There's a few really good realtors out there but most that I've met keep justifying why now is the time to buy (for 2 reasons: 1. So they can make a higher commission while the prices are still high. and 2. They have sales quotas they need to meet).

I also read that the Sarasota area was doing well in regard to home sales. I don't think it can sustain itself. We're going to see small regional spikes in demand, especially in the next few months of summer, but the overall outlook doesn't look promising if you're a realtor or home builder. That's why they want you to buy NOW.
 
Old 05-24-2007, 08:31 PM
 
3,269 posts, read 9,935,547 times
Reputation: 2025
Quote:
Originally Posted by nychiefsfan View Post

I also read that the Sarasota area was doing well in regard to home sales. I don't think it can sustain itself. We're going to see small regional spikes in demand, especially in the next few months of summer, but the overall outlook doesn't look promising if you're a realtor or home builder. That's why they want you to buy NOW.

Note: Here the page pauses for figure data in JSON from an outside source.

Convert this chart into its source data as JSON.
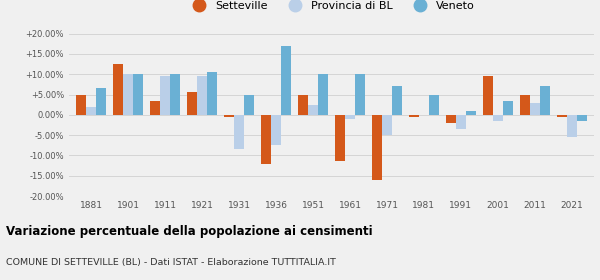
{
  "years": [
    1881,
    1901,
    1911,
    1921,
    1931,
    1936,
    1951,
    1961,
    1971,
    1981,
    1991,
    2001,
    2011,
    2021
  ],
  "setteville": [
    5.0,
    12.5,
    3.5,
    5.5,
    -0.5,
    -12.0,
    5.0,
    -11.5,
    -16.0,
    -0.5,
    -2.0,
    9.5,
    5.0,
    -0.5
  ],
  "provincia_bl": [
    2.0,
    10.0,
    9.5,
    9.5,
    -8.5,
    -7.5,
    2.5,
    -1.0,
    -5.0,
    0.0,
    -3.5,
    -1.5,
    3.0,
    -5.5
  ],
  "veneto": [
    6.5,
    10.0,
    10.0,
    10.5,
    5.0,
    17.0,
    10.0,
    10.0,
    7.0,
    5.0,
    1.0,
    3.5,
    7.0,
    -1.5
  ],
  "color_setteville": "#d4581a",
  "color_provincia": "#bacfe8",
  "color_veneto": "#6ab0d4",
  "title": "Variazione percentuale della popolazione ai censimenti",
  "subtitle": "COMUNE DI SETTEVILLE (BL) - Dati ISTAT - Elaborazione TUTTITALIA.IT",
  "ylim": [
    -20,
    20
  ],
  "yticks": [
    -20,
    -15,
    -10,
    -5,
    0,
    5,
    10,
    15,
    20
  ],
  "fig_bg": "#f0f0f0"
}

I totally agree. I should add that I first contacted a realtor (a different one) a year ago and he told me then it was a great time to buy and he thought we had already hit bottom. Yeah ok whatever. I will be interested to see how the next few months play out in Sarasota in terms of YOY inventory and sales. I think this increase in sales is a spike that will not be sustained. As we say in NJ - even a dead cat bounces!
 
Old 05-24-2007, 11:48 PM
rxt
 
1 posts, read 2,776 times
Reputation: 11
It's interesting reading all of the articles about how much prices have dropped, because it's very misleading. In our city, the percentages are very different from one zipcode to another and even within our zipcode, there are substantial differences between subdivisions (some are more desirable and in more demand than others). Just in our subdivision, one house has dropped it's priced $150k and hasn't sold, while several other homes have only dropped their prices $10-$20k and have sold. People prefer one house style to another or one lot location vs another. The price of a house is based on supply and demand. Some houses will sell quicker and at a better price because they've been fixed up, in a better location, etc while other homes will need to be discounted if they're on a less desired lot or haven't been updated.

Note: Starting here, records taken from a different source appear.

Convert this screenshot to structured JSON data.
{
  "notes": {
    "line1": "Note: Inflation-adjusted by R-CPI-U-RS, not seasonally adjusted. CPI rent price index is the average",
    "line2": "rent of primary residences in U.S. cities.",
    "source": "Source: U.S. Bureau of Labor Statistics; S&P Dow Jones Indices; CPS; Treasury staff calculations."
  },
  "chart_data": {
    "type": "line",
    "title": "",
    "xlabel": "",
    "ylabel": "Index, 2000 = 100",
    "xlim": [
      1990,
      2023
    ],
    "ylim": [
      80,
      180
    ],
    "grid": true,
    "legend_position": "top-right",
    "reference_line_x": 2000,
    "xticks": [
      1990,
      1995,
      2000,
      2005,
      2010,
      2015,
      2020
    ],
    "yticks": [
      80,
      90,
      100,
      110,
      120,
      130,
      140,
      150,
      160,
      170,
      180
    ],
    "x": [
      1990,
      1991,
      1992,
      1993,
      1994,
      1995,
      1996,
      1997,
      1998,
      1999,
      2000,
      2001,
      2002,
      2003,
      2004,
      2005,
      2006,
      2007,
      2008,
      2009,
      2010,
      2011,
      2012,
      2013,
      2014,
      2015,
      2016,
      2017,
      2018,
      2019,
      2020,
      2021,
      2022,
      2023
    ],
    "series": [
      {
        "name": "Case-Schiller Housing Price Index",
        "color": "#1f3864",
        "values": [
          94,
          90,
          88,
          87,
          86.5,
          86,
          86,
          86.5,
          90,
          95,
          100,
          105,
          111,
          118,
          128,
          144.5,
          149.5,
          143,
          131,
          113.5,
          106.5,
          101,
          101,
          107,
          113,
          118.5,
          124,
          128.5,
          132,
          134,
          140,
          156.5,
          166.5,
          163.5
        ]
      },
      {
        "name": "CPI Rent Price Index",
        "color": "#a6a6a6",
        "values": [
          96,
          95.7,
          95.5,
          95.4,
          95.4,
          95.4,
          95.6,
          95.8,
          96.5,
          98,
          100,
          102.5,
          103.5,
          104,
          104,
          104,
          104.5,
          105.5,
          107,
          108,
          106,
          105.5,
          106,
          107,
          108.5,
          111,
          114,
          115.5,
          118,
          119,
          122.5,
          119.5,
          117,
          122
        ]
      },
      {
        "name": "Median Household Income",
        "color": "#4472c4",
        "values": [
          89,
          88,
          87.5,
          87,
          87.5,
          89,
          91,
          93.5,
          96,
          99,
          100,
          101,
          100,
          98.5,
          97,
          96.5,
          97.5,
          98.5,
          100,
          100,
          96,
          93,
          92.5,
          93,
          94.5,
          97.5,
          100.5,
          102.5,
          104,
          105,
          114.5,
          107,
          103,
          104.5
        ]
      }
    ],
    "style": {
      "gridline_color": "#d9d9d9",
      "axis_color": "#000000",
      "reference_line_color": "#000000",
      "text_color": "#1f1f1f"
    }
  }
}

I read how people say they're not going to buy a home unless the market drops 25 or 50%. That's great, but what happens if the market only drops 15% and then rebounds... are you going to rent for the rest of your life? Or what happens if home prices do drop 25%, but interest rates spike to 9 or 10%? You now might not be able to qualify for that home. I'm not a realtor, but I think people need to look at the big picture. Nobody can accurately predict long term what is going to happen with home prices, interest rates, etc. If you can find your dream home now for a good NEGOTIATED price and lock in at around a 6% 30 yr fixed rate mortgage and you can afford your monthly mortgage payments.... why gamble on your housing future..... unless you like living in an apartment and not having any tax deductions.